Yes, it is normal that
some boys and girls don't want to go back to schoolafter a great vacation summer with family, friends, on the beach, in the mountains or at the grandparents' house. Without schedules and only driven by fun, it is, to a certain extent, logical that they do not feel like going back very much, who does?

But there is another reality that can hide the rejection of going back to school and that, on many occasions, goes unnoticed among the tantrums why the holidays are over. There are boys and girls who have
panic to return. There are boys and girls who do not want to see their friends in any way.
There are boys and girls for whom going back to school is the beginning of a daily nightmare of humiliation, despair, anxiety and sadness.. It is something that does not resolve itself and can be especially overwhelming for those who suffer from it.

We leave you some indicators to identify if this is the situation that your son or daughter experiences:

What to look at?

  • He is afraid to go to school, ride the school bus or participate in organized activities.

  • Finds or makes excuses for why he can't go to school.

  • He seems sad, moody, tearful, or depressed when we talk about the start of school.

  • He has no enthusiasm for books, school supplies or previous purchases.

  • Complains of headaches, stomachaches, or other physical ailments.

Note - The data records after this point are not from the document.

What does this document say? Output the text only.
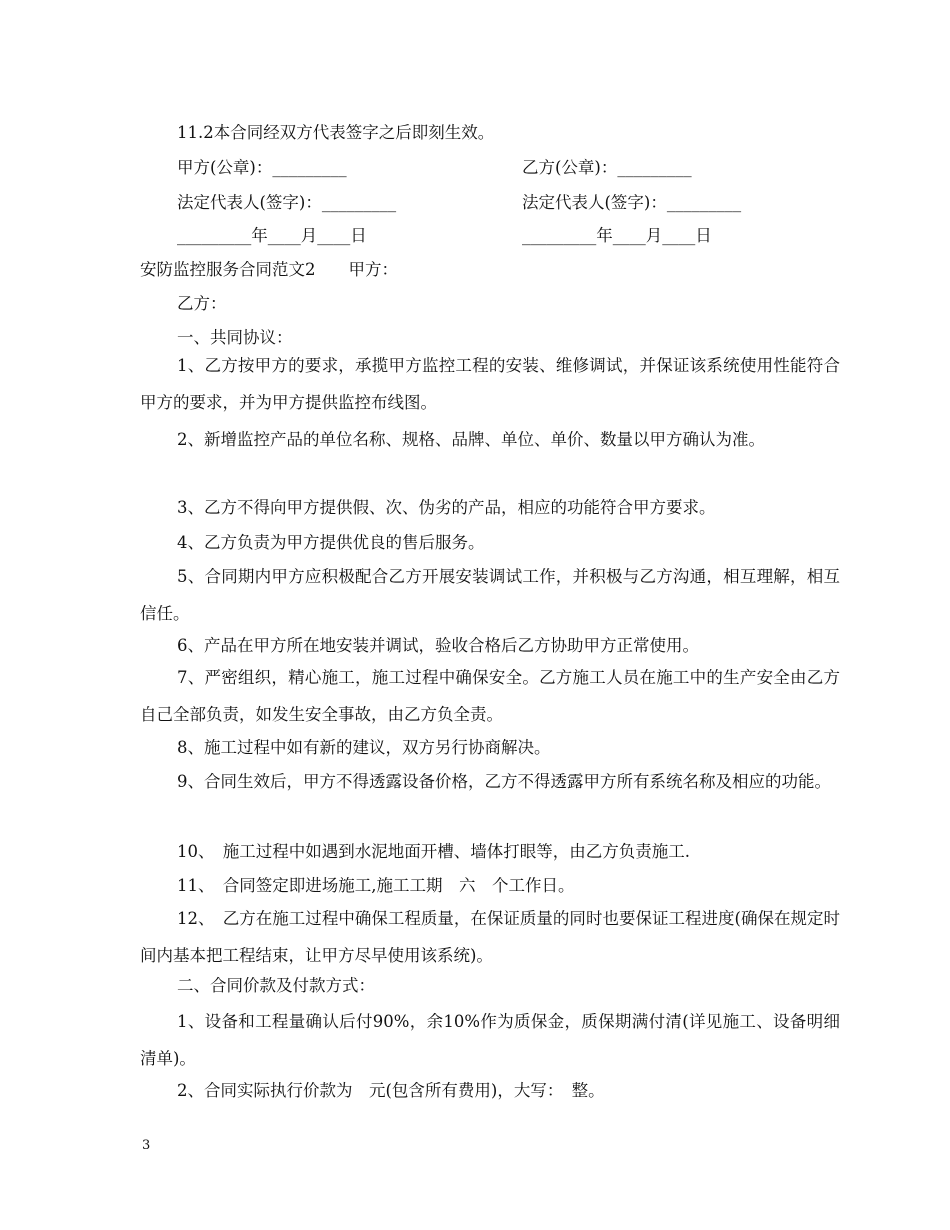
11.2本合同经双方代表签字之后即刻生效。
甲方(公章)：_________	乙方(公章)：_________
法定代表人(签字)：_________	法定代表人(签字)：_________
_________年____月____日	_________年____月____日
安防监控服务合同范文2　　甲方：
乙方：
一、共同协议：
1、乙方按甲方的要求，承揽甲方监控工程的安装、维修调试，并保证该系统使用性能符合甲方的要求，并为甲方提供监控布线图。
2、新增监控产品的单位名称、规格、品牌、单位、单价、数量以甲方确认为准。
3、乙方不得向甲方提供假、次、伪劣的产品，相应的功能符合甲方要求。
4、乙方负责为甲方提供优良的售后服务。
5、合同期内甲方应积极配合乙方开展安装调试工作，并积极与乙方沟通，相互理解，相互信任。
6、产品在甲方所在地安装并调试，验收合格后乙方协助甲方正常使用。
7、严密组织，精心施工，施工过程中确保安全。乙方施工人员在施工中的生产安全由乙方自己全部负责，如发生安全事故，由乙方负全责。
8、施工过程中如有新的建议，双方另行协商解决。
9、合同生效后，甲方不得透露设备价格，乙方不得透露甲方所有系统名称及相应的功能。
10、　施工过程中如遇到水泥地面开槽、墙体打眼等，由乙方负责施工.
11、　合同签定即进场施工,施工工期　六　个工作日。
12、　乙方在施工过程中确保工程质量，在保证质量的同时也要保证工程进度(确保在规定时间内基本把工程结束，让甲方尽早使用该系统)。
二、合同价款及付款方式：
1、设备和工程量确认后付90%，余10%作为质保金，质保期满付清(详见施工、设备明细清单)。
2、合同实际执行价款为　元(包含所有费用)，大写：　整。
3
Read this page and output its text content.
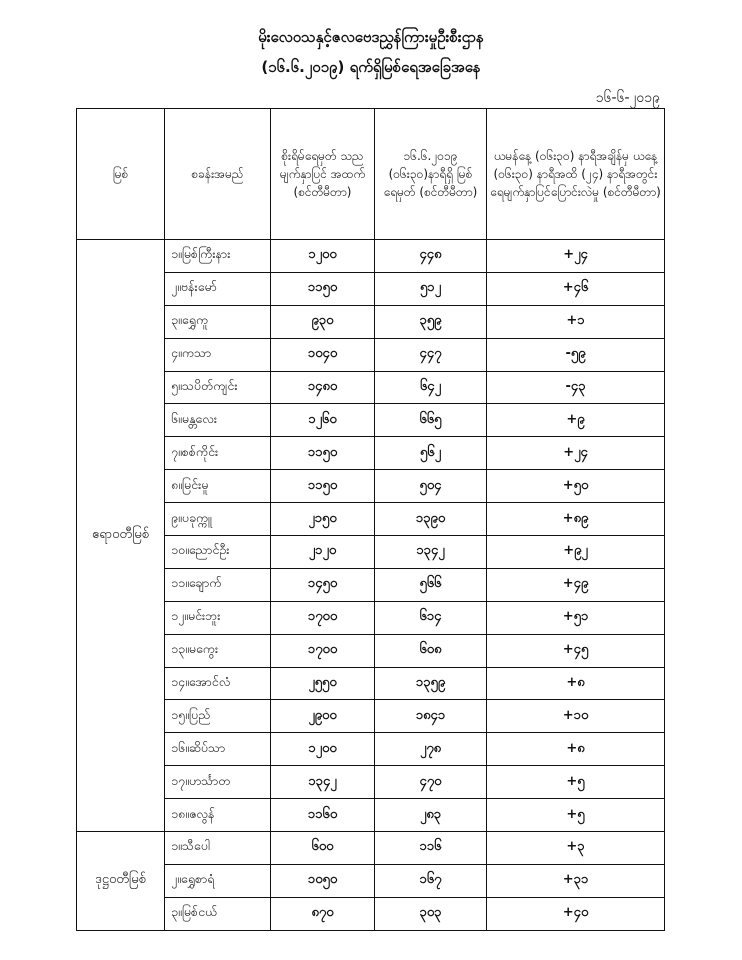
မိုးလေဝသနှင့်ဇလဗေဒညွှန်ကြားမှုဦးစီးဌာန
(၁၆.၆.၂၀၁၉) ရက်ရှိမြစ်ရေအခြေအနေ
၁၆-၆-၂၀၁၉
မြစ်	စခန်းအမည်	စိုးရိမ်ရေမှတ် သည မျက်နှာပြင် အထက် (စင်တီမီတာ)	၁၆.၆.၂၀၁၉ (၀၆း၃၀)နာရီရှိ မြစ်ရေမှတ် (စင်တီမီတာ)	ယမန်နေ့ (၀၆း၃၀) နာရီအချိန်မှ ယနေ့ (၀၆း၃၀) နာရီအထိ (၂၄) နာရီအတွင်း ရေမျက်နှာပြင်ပြောင်းလဲမှု (စင်တီမီတာ)
ဧရာဝတီမြစ်	၁။မြစ်ကြီးနား	၁၂၀၀	၄၄၈	+၂၄
	၂။ဗန်းမော်	၁၁၅၀	၅၁၂	+၄၆
	၃။ရွှေကူ	၉၃၀	၃၅၉	+၁
	၄။ကသာ	၁၀၄၀	၄၄၇	-၅၉
	၅။သပိတ်ကျင်း	၁၄၈၀	၆၄၂	-၄၃
	၆။မန္တလေး	၁၂၆၀	၆၆၅	+၉
	၇။စစ်ကိုင်း	၁၁၅၀	၅၆၂	+၂၄
	၈။မြင်းမူ	၁၁၅၀	၅၀၄	+၅၀
	၉။ပခုက္ကူ	၂၁၅၀	၁၃၉၀	+၈၉
	၁၀။ညောင်ဦး	၂၁၂၀	၁၃၄၂	+၉၂
	၁၁။ချောက်	၁၄၅၀	၅၆၆	+၄၉
	၁၂။မင်းဘူး	၁၇၀၀	၆၁၄	+၅၁
	၁၃။မကွေး	၁၇၀၀	၆၀၈	+၄၅
	၁၄။အောင်လံ	၂၅၅၀	၁၃၅၉	+၈
	၁၅။ပြည်	၂၉၀၀	၁၈၄၁	+၁၀
	၁၆။ဆိပ်သာ	၁၂၀၀	၂၇၈	+၈
	၁၇။ဟင်္သာတ	၁၃၄၂	၄၇၀	+၅
	၁၈။ဇလွန်	၁၁၆၀	၂၈၃	+၅
ဒုဋ္ဌဝတီမြစ်	၁။သီပေါ	၆၀၀	၁၁၆	+၃
	၂။ရွှေစာရံ	၁၀၅၀	၁၆၇	+၃၁
	၃။မြစ်ငယ်	၈၇၀	၃၀၃	+၄၀
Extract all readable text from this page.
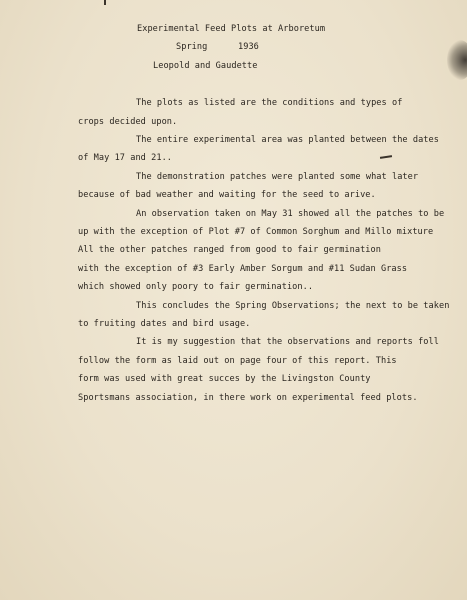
Experimental Feed Plots at Arboretum
Spring	1936
Leopold and Gaudette
The plots as listed are the conditions and types of
crops decided upon.
The entire experimental area was planted between the dates
of May 17 and 21..
The demonstration patches were planted some what later
because of bad weather and waiting for the seed to arive.
An observation taken on May 31 showed all the patches to be
up with the exception of Plot #7 of Common Sorghum and Millo mixture
All the other patches ranged from good to fair germination
with the exception of #3 Early Amber Sorgum and #11 Sudan Grass
which showed only poory to fair germination..
This concludes the Spring Observations; the next to be taken
to fruiting dates and bird usage.
It is my suggestion that the observations and reports foll
follow the form as laid out on page four of this report. This
form was used with great succes by the Livingston County
Sportsmans association, in there work on experimental feed plots.
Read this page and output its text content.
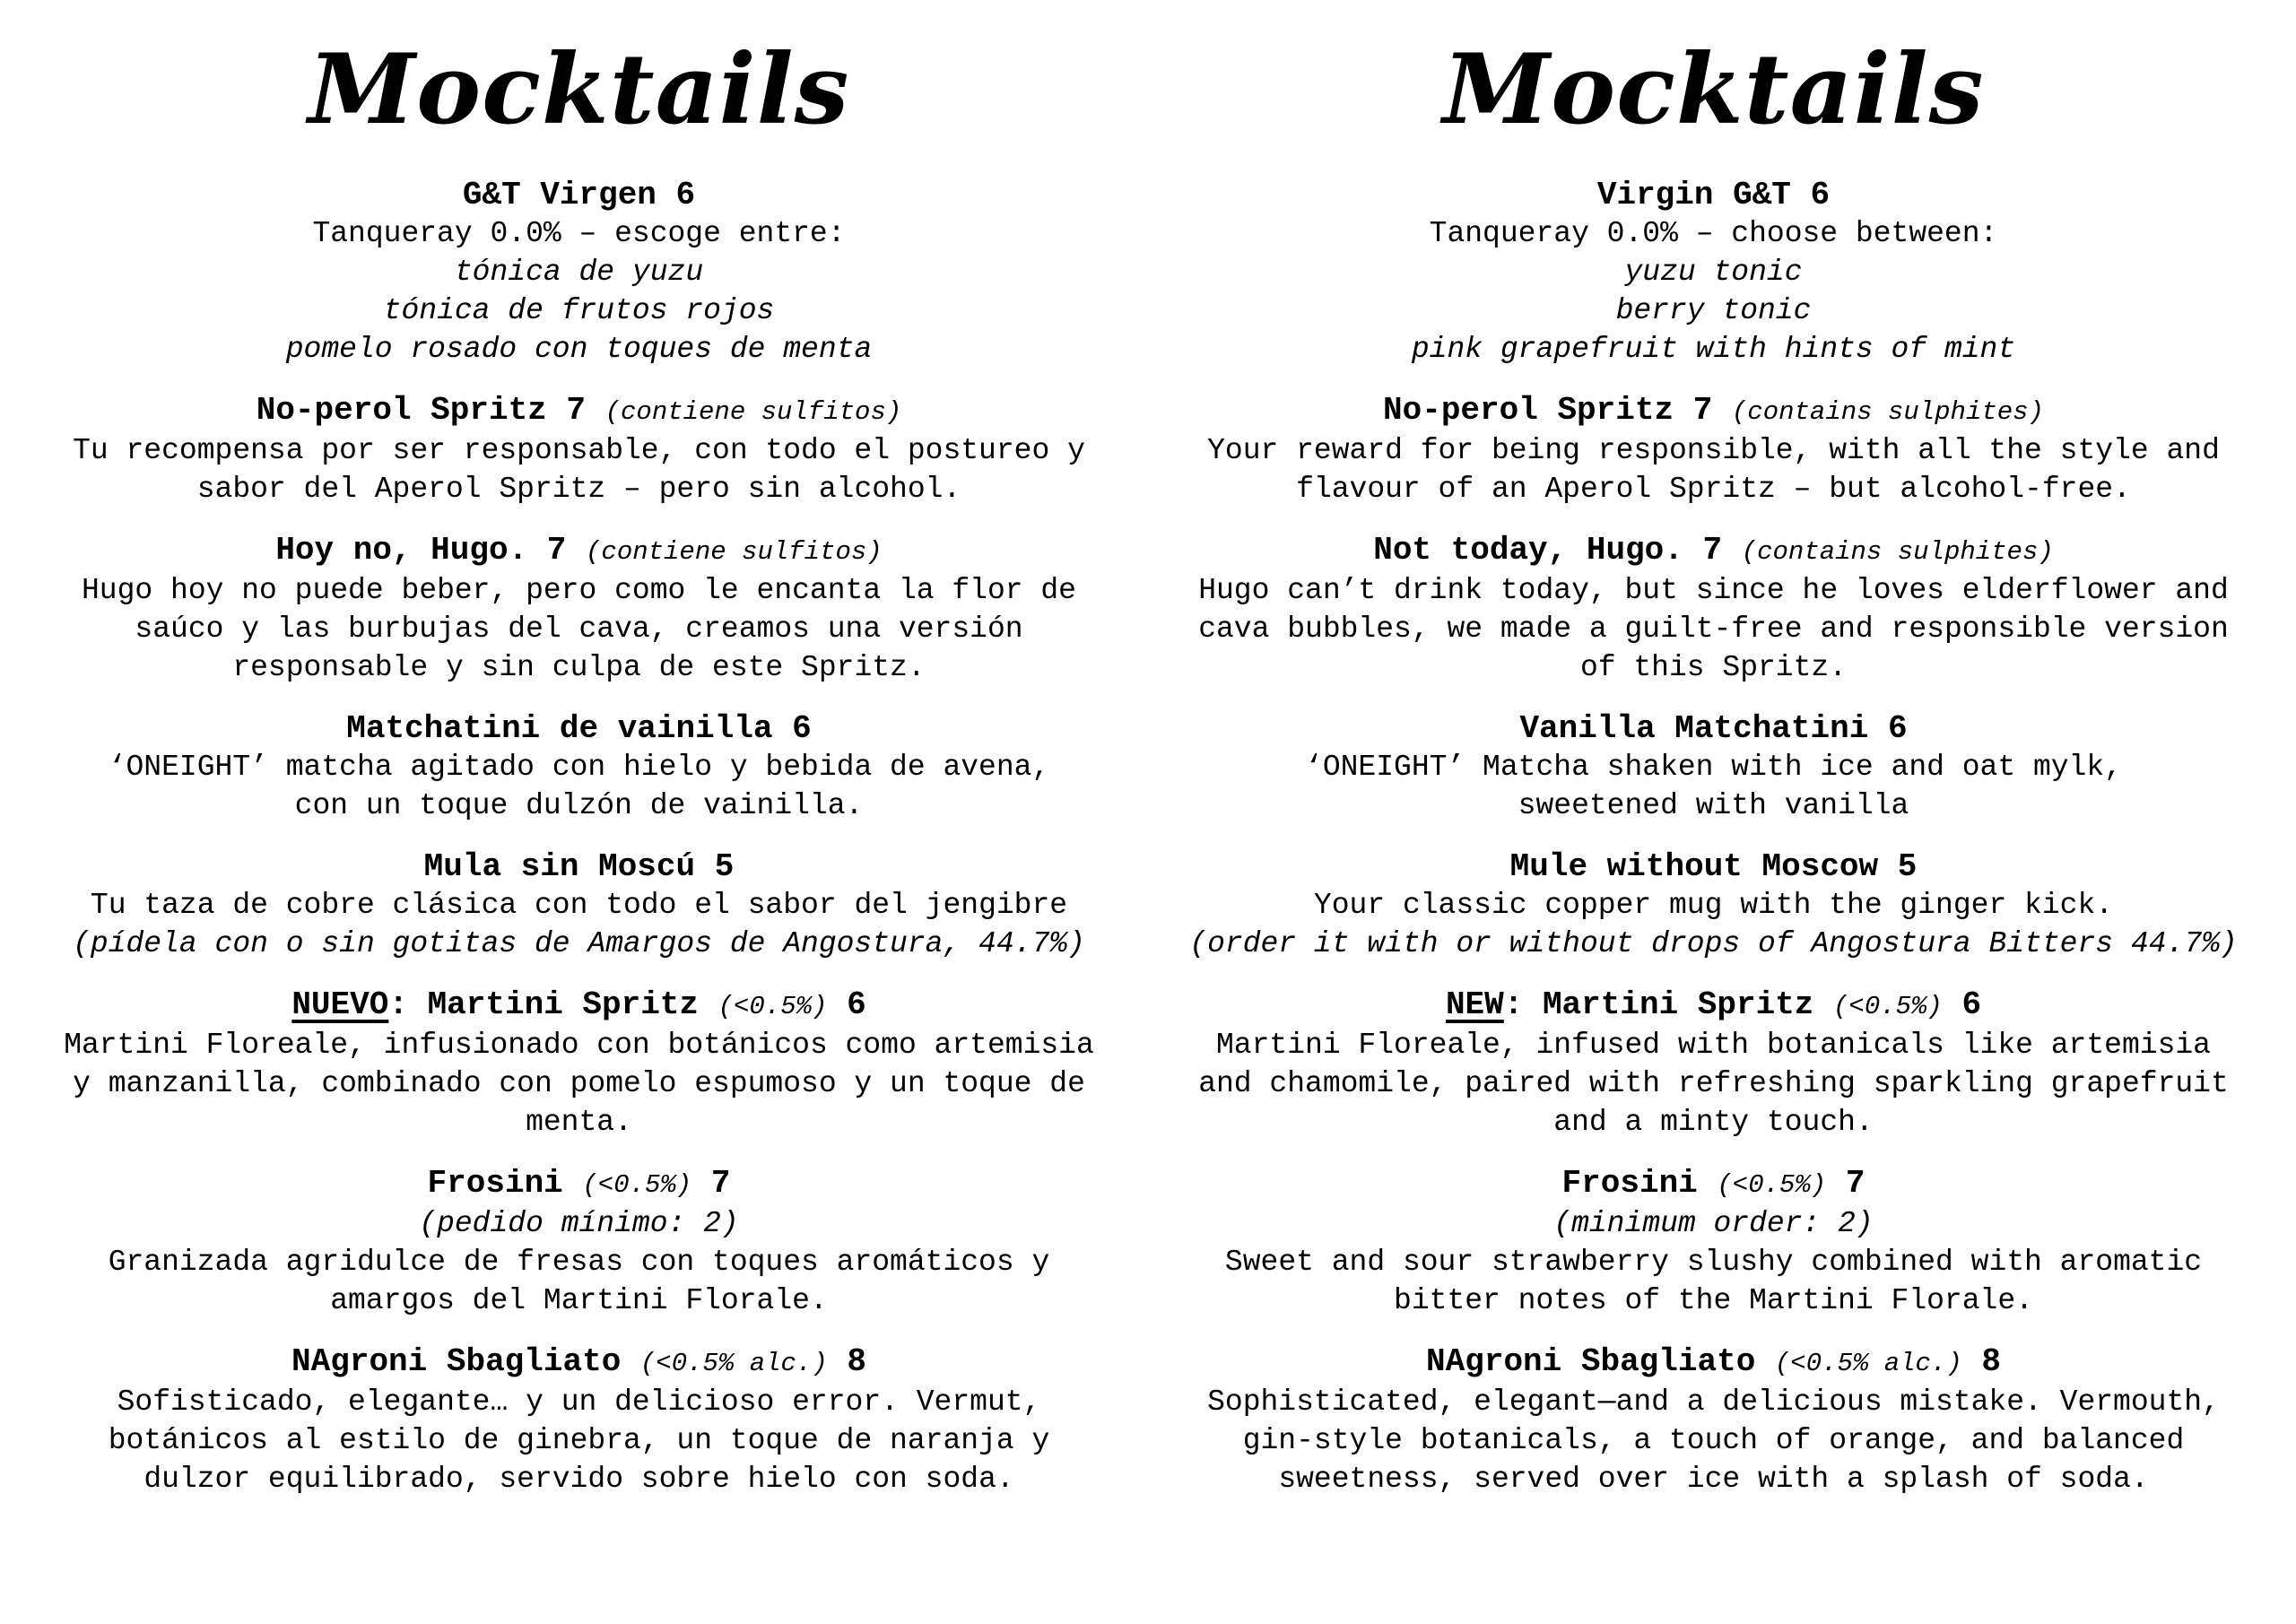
Mocktails
G&T Virgen 6
Tanqueray 0.0% – escoge entre:
tónica de yuzu
tónica de frutos rojos
pomelo rosado con toques de menta
No-perol Spritz 7 (contiene sulfitos)
Tu recompensa por ser responsable, con todo el postureo y
sabor del Aperol Spritz – pero sin alcohol.
Hoy no, Hugo. 7 (contiene sulfitos)
Hugo hoy no puede beber, pero como le encanta la flor de
saúco y las burbujas del cava, creamos una versión
responsable y sin culpa de este Spritz.
Matchatini de vainilla 6
‘ONEIGHT’ matcha agitado con hielo y bebida de avena,
con un toque dulzón de vainilla.
Mula sin Moscú 5
Tu taza de cobre clásica con todo el sabor del jengibre
(pídela con o sin gotitas de Amargos de Angostura, 44.7%)
NUEVO: Martini Spritz (<0.5%) 6
Martini Floreale, infusionado con botánicos como artemisia
y manzanilla, combinado con pomelo espumoso y un toque de
menta.
Frosini (<0.5%) 7
(pedido mínimo: 2)
Granizada agridulce de fresas con toques aromáticos y
amargos del Martini Florale.
NAgroni Sbagliato (<0.5% alc.) 8
Sofisticado, elegante… y un delicioso error. Vermut,
botánicos al estilo de ginebra, un toque de naranja y
dulzor equilibrado, servido sobre hielo con soda.
Mocktails
Virgin G&T 6
Tanqueray 0.0% – choose between:
yuzu tonic
berry tonic
pink grapefruit with hints of mint
No-perol Spritz 7 (contains sulphites)
Your reward for being responsible, with all the style and
flavour of an Aperol Spritz – but alcohol-free.
Not today, Hugo. 7 (contains sulphites)
Hugo can’t drink today, but since he loves elderflower and
cava bubbles, we made a guilt-free and responsible version
of this Spritz.
Vanilla Matchatini 6
‘ONEIGHT’ Matcha shaken with ice and oat mylk,
sweetened with vanilla
Mule without Moscow 5
Your classic copper mug with the ginger kick.
(order it with or without drops of Angostura Bitters 44.7%)
NEW: Martini Spritz (<0.5%) 6
Martini Floreale, infused with botanicals like artemisia
and chamomile, paired with refreshing sparkling grapefruit
and a minty touch.
Frosini (<0.5%) 7
(minimum order: 2)
Sweet and sour strawberry slushy combined with aromatic
bitter notes of the Martini Florale.
NAgroni Sbagliato (<0.5% alc.) 8
Sophisticated, elegant—and a delicious mistake. Vermouth,
gin-style botanicals, a touch of orange, and balanced
sweetness, served over ice with a splash of soda.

  • You have trouble sleeping or have frequent nightmares.

  • You experience a loss of appetite.

  • He appears anxious and suffers from low self-esteem.

These few indicators are not a substitute for the knowledge we have of our son or daughter and that they can help us
identify signs of bullying or the fear of suffering it again.

When you talk about this, don't just ask if he's being harassed. Don't forget that he may be embarrassed to tell you. A better way to approach it may be
indirect questions how are you.

  • "I've heard a lot about bullying in the news. Is that happening at your school?

  • "I'm worried about you. Is there a child at school who might be picking on or bullying you?”

  • “Is there someone at school who makes fun of you?”

  • "Is there a kid at school who purposefully leaves you out or excludes you?"

These questions can still be quite uncomfortable for many children, so it would be interesting to approach them with some
subtle questions:

  • “Do you have any friends that you want to see again at school this year? Who are they? Who are you going out with?"

  • "Who do you sit with in the dining room and on the bus?"

  • "Is there a boy or girl you really don't like? Why? Do they bother you or leave you out of things?

It's not about questioning. On many occasions, just one of these questions is enough to realize that something is not right and we should not continue investigating, since we can do more damage by reviving it.

Don't overreact. Tell him that you love him, that this is not his fault and that you are going to help him. That they can talk to you at all times.

talk to the school. Call or make an appointment to speak with your tutor. Teachers are likely to be in the best position to observe the situation and take action.

A healthy start to the course is essential for your well-being.